Но в начале оттепели он написал блестящую статью в «Новом мире», которую с восхищением мы все читали, и казалось, что он полностью идет с либеральным направлением. И вот мы приехали к нему. И Михаил Александрович… а он любил рисовать карандашом такие классические рисуночки, — он по-прежнему больше всего на свете, кроме вульгаризации марксизма, ненавидел художников-модернистов, это были его злейшие личные враги, — так вот, беседуя с нами, он рисовал рисуночки в старой манере, и в процессе разговора выяснилось, что он одобряет вторжение танков в Венгрию и стоит на позиции Гегеля, что все действительное разумно. Раз это случилось, значит, это должно было случиться. Значит, это надо стране, партии, и мы обязаны это поддержать, чтобы не расшатывать страну. И вот тут на моих глазах произошел разрыв между Леонидом Ефимовичем и Михаилом Александровичем, разрыв, который очень тяжело дался Пинскому, потому что он Лифшица боготворил, обожал.
Здесь мне хочется в маленьком отступлении сказать, что вообще мужество такое, физическое, что ли, — например, мужество на войне, когда человек пересиливает страх перед пулями или когда преодолевает боязнь и выходит на улицу, когда там орудуют бандиты, — не имеет ничего общего с мужеством интеллектуальным. И оказывается, как жизнь меня научила, интеллектуальное мужество дается куда труднее, чем мужество физическое, чем, так сказать, преодоление страха за свою шкуру. Людям легче рискнуть жизнью, чем сказать себе, что весь пройденный путь — ошибка, зачеркнуть свой путь, отказаться от того направления, которому ты служил всю жизнь. И я видела ряд примеров — между прочим, и среди французских коммунистов, и вот у нас, — когда у людей благородных, мужественных не хватало какого-то величия души, чтобы сделать этот шаг. И в том числе, к сожалению, у Михаила Александровича Лифшица. Он остался на позициях пусть углубленного, но строгого марксизма, одобрения партии, единения с партией.
События в Венгрии остановили либерализацию. Большинство в очередной раз приняло объяснения руководства: пролетарский интернационализм, борьба с империализмом и фашизмом и так далее. Последствия не замедлили сказаться внутри страны — с открытостью было покончено, началось наступление реакции. Сталинисты воспользовались удобным случаем. Сам Хрущев, извлекая урок из венгерских событий, потребовал, чтобы писатели и художники служили партии. Роман «Не хлебом единым», только что изданный наконец отдельной книгой, был изъят за «клевету на Советский Союз». Затем началось дело Пастернака.
В пятьдесят седьмом году Пастернак принес в «Новый мир» большой роман. Назывался он «Доктор Живаго». Роман в классической традиции, с главным героем, ввергнутым в события русской революции, которой он не противится, но и не принимает ее, и этот ураган поневоле его несет.
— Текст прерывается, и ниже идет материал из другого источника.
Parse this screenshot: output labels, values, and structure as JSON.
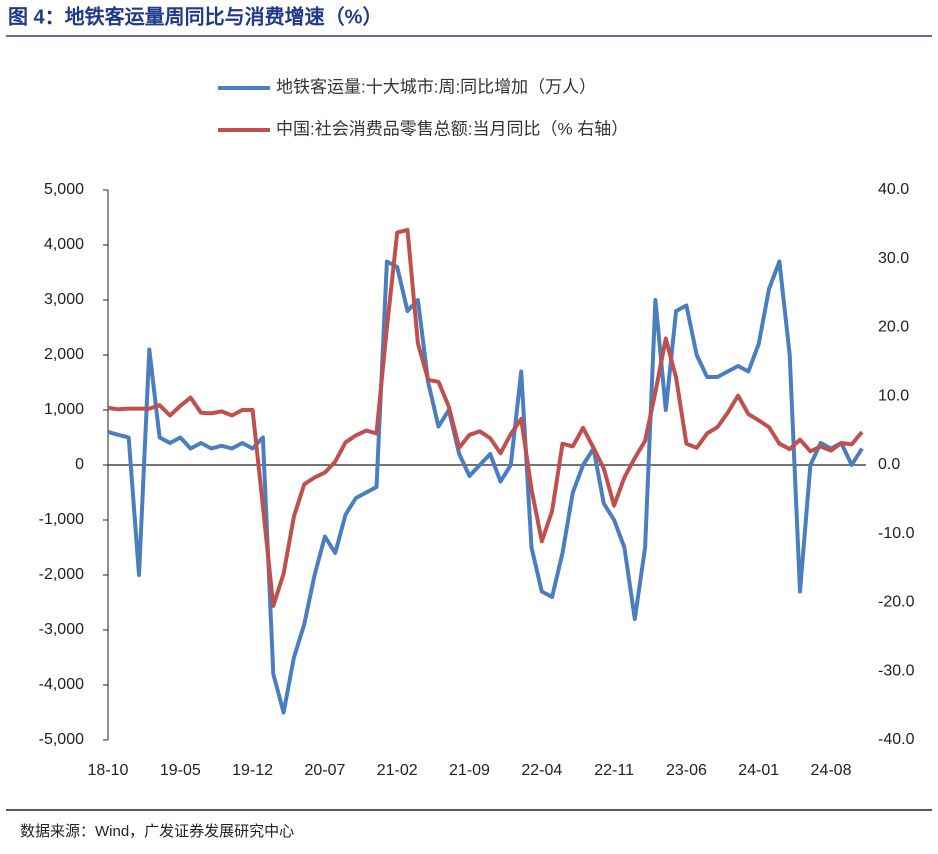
{
  "chart_data": {
    "type": "line",
    "title": "图 4：地铁客运量周同比与消费增速（%）",
    "source": "数据来源：Wind，广发证券发展研究中心",
    "categories": [
      "18-10",
      null,
      null,
      null,
      null,
      null,
      null,
      "19-05",
      null,
      null,
      null,
      null,
      null,
      null,
      "19-12",
      null,
      null,
      null,
      null,
      null,
      null,
      "20-07",
      null,
      null,
      null,
      null,
      null,
      null,
      "21-02",
      null,
      null,
      null,
      null,
      null,
      null,
      "21-09",
      null,
      null,
      null,
      null,
      null,
      null,
      "22-04",
      null,
      null,
      null,
      null,
      null,
      null,
      "22-11",
      null,
      null,
      null,
      null,
      null,
      null,
      "23-06",
      null,
      null,
      null,
      null,
      null,
      null,
      "24-01",
      null,
      null,
      null,
      null,
      null,
      null,
      "24-08",
      null,
      null,
      null
    ],
    "series": [
      {
        "name": "地铁客运量:十大城市:周:同比增加（万人）",
        "color": "#4a7ebf",
        "values": [
          600,
          550,
          500,
          -2000,
          2100,
          500,
          400,
          500,
          300,
          400,
          300,
          350,
          300,
          400,
          300,
          500,
          -3800,
          -4500,
          -3500,
          -2900,
          -2000,
          -1300,
          -1600,
          -900,
          -600,
          -500,
          -400,
          3700,
          3600,
          2800,
          3000,
          1500,
          700,
          1000,
          200,
          -200,
          0,
          200,
          -300,
          0,
          1700,
          -1500,
          -2300,
          -2400,
          -1600,
          -500,
          0,
          300,
          -700,
          -1000,
          -1500,
          -2800,
          -1500,
          3000,
          1000,
          2800,
          2900,
          2000,
          1600,
          1600,
          1700,
          1800,
          1700,
          2200,
          3200,
          3700,
          2000,
          -2300,
          0,
          400,
          300,
          400,
          0,
          300
        ]
      },
      {
        "name": "中国:社会消费品零售总额:当月同比（% 右轴）",
        "color": "#c0504d",
        "axis": "y2",
        "values": [
          8.3,
          8.1,
          8.2,
          8.2,
          8.2,
          8.7,
          7.2,
          8.6,
          9.8,
          7.6,
          7.5,
          7.8,
          7.2,
          8.0,
          8.0,
          -6,
          -20.5,
          -15.8,
          -7.5,
          -2.8,
          -1.8,
          -1.1,
          0.5,
          3.3,
          4.3,
          5.0,
          4.6,
          20,
          33.8,
          34.2,
          17.7,
          12.4,
          12.1,
          8.5,
          2.5,
          4.4,
          4.9,
          3.9,
          1.7,
          4.5,
          6.7,
          -3.5,
          -11.1,
          -6.7,
          3.1,
          2.7,
          5.4,
          2.5,
          -0.5,
          -5.9,
          -1.8,
          1,
          3.5,
          10.6,
          18.4,
          12.7,
          3.1,
          2.5,
          4.6,
          5.5,
          7.6,
          10.1,
          7.4,
          6.5,
          5.5,
          3.1,
          2.3,
          3.7,
          2.0,
          2.7,
          2.1,
          3.2,
          3.0,
          4.8
        ]
      }
    ],
    "ylim": [
      -5000,
      5000
    ],
    "yticks": [
      {
        "value": -5000,
        "label": "-5,000"
      },
      {
        "value": -4000,
        "label": "-4,000"
      },
      {
        "value": -3000,
        "label": "-3,000"
      },
      {
        "value": -2000,
        "label": "-2,000"
      },
      {
        "value": -1000,
        "label": "-1,000"
      },
      0,
      {
        "value": 1000,
        "label": "1,000"
      },
      {
        "value": 2000,
        "label": "2,000"
      },
      {
        "value": 3000,
        "label": "3,000"
      },
      {
        "value": 4000,
        "label": "4,000"
      },
      {
        "value": 5000,
        "label": "5,000"
      }
    ],
    "y2lim": [
      -40,
      40
    ],
    "y2ticks": [
      {
        "value": -40,
        "label": "-40.0"
      },
      {
        "value": -30,
        "label": "-30.0"
      },
      {
        "value": -20,
        "label": "-20.0"
      },
      {
        "value": -10,
        "label": "-10.0"
      },
      {
        "value": 0,
        "label": "0.0"
      },
      {
        "value": 10,
        "label": "10.0"
      },
      {
        "value": 20,
        "label": "20.0"
      },
      {
        "value": 30,
        "label": "30.0"
      },
      {
        "value": 40,
        "label": "40.0"
      }
    ],
    "grid": false
  }
}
Пастернак совершенно не собирался писать контрреволюционную книгу. Наоборот, воссоздавая эпоху сквозь призму восприятия героя и собственных переживаний, он пытался, делая над собой усилие, принять режим или, по крайней мере, понять могучее движение, которое перевернуло жизнь его родной страны.
«Новый мир» начал готовить роман к публикации — и столкнулся со страшными трудностями. В течение долгих месяцев не принималось никакого решения. Тем временем экземпляр рукописи «Живаго» попал к итальянскому издателю. Тот очень воодушевился и решил публиковать роман в Италии. Книга вышла очень быстро, и ее успех на Западе вызвал огромный скандал в Москве. Видя, какой оборот принимают события, редколлегия «Нового мира», стремясь как бы обеспечить свои тылы, направила в ЦК письмо, указывающее на антисоветский характер «Доктора Живаго». Это одна из мрачных страниц в истории журнала. Тотчас развернулась кампания, которая продолжалась вплоть до присуждения в пятьдесят восьмом году Пастернаку Нобелевской премии.